Bron
SocialFunds.Com
by William Baue, SocialFunds.Com
Socially responsible property investment (SRPI), which has established a foothold abroad with the Commonwealth Property Office Fund in Australia and the Morley Igloo Urban Regeneration Fund in the UK for example, has yet to gain traction in the US. However, indications abound that this sub-field of socially responsible investing (SRI) may soon produce investable products.
Gary Pivo, a professor of urban planning and natural resources at the University of Arizona, is acting as one of the architects helping to draft this new discipline in the US. He has published a research paper on SRPI in the Fall 2005 issue of the journal Real Estate Issues, and another paper this year in the International Real Estate Review. The latter paper, co-authored with Paul McNamara of Prudential Property Investment Managers, is based on their work in helping create the Principles for Responsible Investment and the Responsible Property Investment Working Group of the United Nations Environment Programme Finance Initiative (UNEP FI).
The former paper surveys the current landscape of SRPI, mapping five possible future paths.

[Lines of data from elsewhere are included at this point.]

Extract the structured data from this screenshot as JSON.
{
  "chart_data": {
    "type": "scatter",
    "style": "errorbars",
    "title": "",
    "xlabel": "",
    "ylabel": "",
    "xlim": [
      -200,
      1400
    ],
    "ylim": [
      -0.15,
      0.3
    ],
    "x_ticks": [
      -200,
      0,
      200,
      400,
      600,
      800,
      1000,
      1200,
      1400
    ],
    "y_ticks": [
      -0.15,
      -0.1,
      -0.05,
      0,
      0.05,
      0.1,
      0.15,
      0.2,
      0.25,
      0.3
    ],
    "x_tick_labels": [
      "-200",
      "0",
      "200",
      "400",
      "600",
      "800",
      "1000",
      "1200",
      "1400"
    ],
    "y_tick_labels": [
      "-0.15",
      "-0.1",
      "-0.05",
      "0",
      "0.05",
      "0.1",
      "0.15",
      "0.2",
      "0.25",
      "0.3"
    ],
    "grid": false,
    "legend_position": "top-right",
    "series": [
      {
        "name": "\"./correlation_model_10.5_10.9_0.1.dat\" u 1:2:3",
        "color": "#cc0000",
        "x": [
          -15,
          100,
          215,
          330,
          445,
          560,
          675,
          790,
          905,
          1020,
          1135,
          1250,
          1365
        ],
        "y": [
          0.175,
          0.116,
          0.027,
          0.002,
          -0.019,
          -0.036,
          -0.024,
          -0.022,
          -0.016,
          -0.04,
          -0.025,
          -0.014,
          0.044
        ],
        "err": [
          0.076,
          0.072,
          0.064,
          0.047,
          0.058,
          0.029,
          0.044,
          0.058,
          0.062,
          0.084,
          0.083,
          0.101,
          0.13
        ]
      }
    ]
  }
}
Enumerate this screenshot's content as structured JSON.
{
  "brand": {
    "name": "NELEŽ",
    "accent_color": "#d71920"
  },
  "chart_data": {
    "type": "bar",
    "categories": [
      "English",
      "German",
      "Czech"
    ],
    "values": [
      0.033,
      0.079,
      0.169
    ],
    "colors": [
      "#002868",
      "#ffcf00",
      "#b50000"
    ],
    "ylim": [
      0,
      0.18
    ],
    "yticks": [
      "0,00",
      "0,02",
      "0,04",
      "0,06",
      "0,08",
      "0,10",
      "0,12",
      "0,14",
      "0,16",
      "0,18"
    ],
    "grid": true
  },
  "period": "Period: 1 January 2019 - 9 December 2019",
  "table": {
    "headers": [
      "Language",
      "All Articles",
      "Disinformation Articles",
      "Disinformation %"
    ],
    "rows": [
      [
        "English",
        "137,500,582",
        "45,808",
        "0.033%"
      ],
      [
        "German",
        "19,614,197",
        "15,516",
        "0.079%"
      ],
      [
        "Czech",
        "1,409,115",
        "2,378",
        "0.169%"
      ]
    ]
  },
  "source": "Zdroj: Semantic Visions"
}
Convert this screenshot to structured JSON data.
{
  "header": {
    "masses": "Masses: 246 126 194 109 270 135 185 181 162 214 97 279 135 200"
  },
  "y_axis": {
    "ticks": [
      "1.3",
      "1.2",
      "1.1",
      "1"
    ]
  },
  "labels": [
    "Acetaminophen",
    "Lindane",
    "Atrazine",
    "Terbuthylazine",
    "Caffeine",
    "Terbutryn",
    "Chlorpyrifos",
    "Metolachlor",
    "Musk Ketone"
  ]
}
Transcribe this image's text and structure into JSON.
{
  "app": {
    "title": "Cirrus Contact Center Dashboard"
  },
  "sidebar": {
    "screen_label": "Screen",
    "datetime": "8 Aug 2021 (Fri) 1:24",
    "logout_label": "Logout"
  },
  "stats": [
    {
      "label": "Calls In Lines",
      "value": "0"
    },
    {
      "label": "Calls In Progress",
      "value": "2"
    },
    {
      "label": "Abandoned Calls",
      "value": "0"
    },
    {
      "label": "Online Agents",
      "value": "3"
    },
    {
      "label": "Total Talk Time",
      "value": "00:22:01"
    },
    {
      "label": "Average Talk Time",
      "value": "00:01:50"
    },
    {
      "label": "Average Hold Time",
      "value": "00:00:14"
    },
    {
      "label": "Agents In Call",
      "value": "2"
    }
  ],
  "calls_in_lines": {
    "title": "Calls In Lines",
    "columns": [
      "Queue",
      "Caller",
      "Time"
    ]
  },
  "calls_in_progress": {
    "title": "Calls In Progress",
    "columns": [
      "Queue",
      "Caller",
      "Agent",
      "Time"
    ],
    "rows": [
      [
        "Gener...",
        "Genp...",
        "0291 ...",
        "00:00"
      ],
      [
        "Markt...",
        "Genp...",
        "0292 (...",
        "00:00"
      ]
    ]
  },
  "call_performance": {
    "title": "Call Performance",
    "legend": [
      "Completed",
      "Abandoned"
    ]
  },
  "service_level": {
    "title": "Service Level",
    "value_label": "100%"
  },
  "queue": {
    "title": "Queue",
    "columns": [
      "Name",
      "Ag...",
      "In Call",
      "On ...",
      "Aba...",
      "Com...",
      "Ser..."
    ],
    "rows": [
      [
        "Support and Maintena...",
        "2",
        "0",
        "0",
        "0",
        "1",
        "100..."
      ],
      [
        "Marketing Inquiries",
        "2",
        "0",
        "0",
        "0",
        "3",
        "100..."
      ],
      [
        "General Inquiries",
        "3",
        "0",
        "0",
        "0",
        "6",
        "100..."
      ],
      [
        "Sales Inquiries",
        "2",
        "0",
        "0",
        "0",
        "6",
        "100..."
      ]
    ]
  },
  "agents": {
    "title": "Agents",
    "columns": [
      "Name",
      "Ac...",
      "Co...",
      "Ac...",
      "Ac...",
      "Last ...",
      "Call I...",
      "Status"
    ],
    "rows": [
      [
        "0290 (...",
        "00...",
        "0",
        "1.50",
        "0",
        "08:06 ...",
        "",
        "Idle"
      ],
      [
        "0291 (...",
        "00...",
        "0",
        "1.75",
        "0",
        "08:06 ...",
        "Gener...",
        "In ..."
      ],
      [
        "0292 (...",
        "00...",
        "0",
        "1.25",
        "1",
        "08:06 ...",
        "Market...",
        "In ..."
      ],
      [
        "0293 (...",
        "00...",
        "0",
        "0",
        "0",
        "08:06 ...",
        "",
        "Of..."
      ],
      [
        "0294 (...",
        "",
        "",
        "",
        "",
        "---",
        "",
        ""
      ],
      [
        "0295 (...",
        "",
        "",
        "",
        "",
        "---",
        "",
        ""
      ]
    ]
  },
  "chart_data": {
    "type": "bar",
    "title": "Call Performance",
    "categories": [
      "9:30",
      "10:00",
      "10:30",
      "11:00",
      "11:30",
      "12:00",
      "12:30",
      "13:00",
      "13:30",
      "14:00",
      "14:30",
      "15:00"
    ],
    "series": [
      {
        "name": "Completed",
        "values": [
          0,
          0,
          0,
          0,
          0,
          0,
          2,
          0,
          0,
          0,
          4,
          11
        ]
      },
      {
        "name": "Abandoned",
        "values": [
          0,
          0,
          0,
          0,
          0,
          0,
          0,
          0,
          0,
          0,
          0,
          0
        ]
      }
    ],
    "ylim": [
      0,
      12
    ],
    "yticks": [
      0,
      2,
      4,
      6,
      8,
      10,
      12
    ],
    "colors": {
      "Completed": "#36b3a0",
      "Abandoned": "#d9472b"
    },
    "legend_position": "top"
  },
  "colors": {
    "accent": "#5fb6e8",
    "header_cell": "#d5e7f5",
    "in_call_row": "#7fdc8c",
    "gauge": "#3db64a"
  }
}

First is the launching of publicly-traded Real Estate Investment Trusts (REITs–which pool property investments similar to the way mutual funds pool securities), and second is to invest in publicly-traded real estate companies focused on sustainability. Third is private SRPI funds for institutional investors, fourth is an SRPI "fund of funds" that invests in multiple private funds as a way of making SRPI accessible to individual investors. And fifth is socially screened real estate mutual funds comprised of REITs or real estate stocks.
Also possible is the application of SRI screens to existing investments to see if they would meet SRPI criteria. Determining what such criteria would be, however, is complex. Prof. Pivo points out that SRI screens such as those applied by Sustainable Asset Management (SAM) Research for inclusion in the Dow Jones Sustainability Indexes (DJSI) typically assess company-wide social and environmental performance. However, existing assessments of real estate such as US Green Building Council (USGBC) Leadership in Energy and Environmental Design (LEED) and Environmental Protection Agency (EPA) Energy Star programs certify individual properties.
"The LEED and Energy Star programs may already have created an expectation among SRI investors that in real estate, social and environmental issues should be evaluated at and aggregated up from the property level," Prof. Pivo writes in the Real Estate Issues paper.
Also at issue is the actual criteria for determining best practice on social and environmental issues.
"Is high rise better than low rise?" asks Prof. Pivo. "Is housing better than shopping?"
"Is mixed use better than single use?" he continues. "Is new urbanism better than shopping malls?"
The paper ends with five recommendations, starting with the identification of where SRI and real estate investment currently overlap.
"The University of Arizona and the Boston College Institute for Responsible Investing are planning a meeting to bring together leaders from the real estate and the SRI industries to talk about current investment opportunities, new product development, and metrics for reporting on the social and environmental characteristics of real estate investments," Prof. Pivo told SocialFunds.com.
The SRI community has already started taking its first steps toward SRPI. The September 2005 SRI in the Rockies conference included a session entitled "Is There a Green Real Estate Investment Trust In Our Future?" with a presentation by Prof. Pivo. It also included a presentation by Leanne Tobias of Malachite LLC, which focuses on green or sustainable real estate, and another by Richard Imperiale of the Forward Funds Uniplan Real Estate Investment Fund (ticker: FFREX), which applies SRI criteria.
"Three dozen people at the meeting signed up to follow up on the topic," said Prof. Pivo. "Discussions are ongoing by people who were there on at least two new investment products: a green REIT and a land conservation fund for ranches and other working landscapes."
Discussion is also ongoing on the newly-established responsible property investment listserve hosted at the University of Arizona.
"Since being launched in November, it has grown to 130 members from eight countries," said Prof. Pivo. "One of the most interesting threads so far was on green mortgages."
The closest thing to a green mortgage currently is the energy-efficient mortgages offered by Fannie Mae (FNM), according to one listserve participant. Another cautioned the green mortgages could prove counterproductive by increasing loan amounts to fund bigger houses that may not end up reducing overall energy consumption.
Prof. Pivo also hopes to fuel the socially responsible property investment market as a participant and not just an academic as a founding partner in a new property investment firm. SRI investors may soon have options to fill this current void in their portfolios.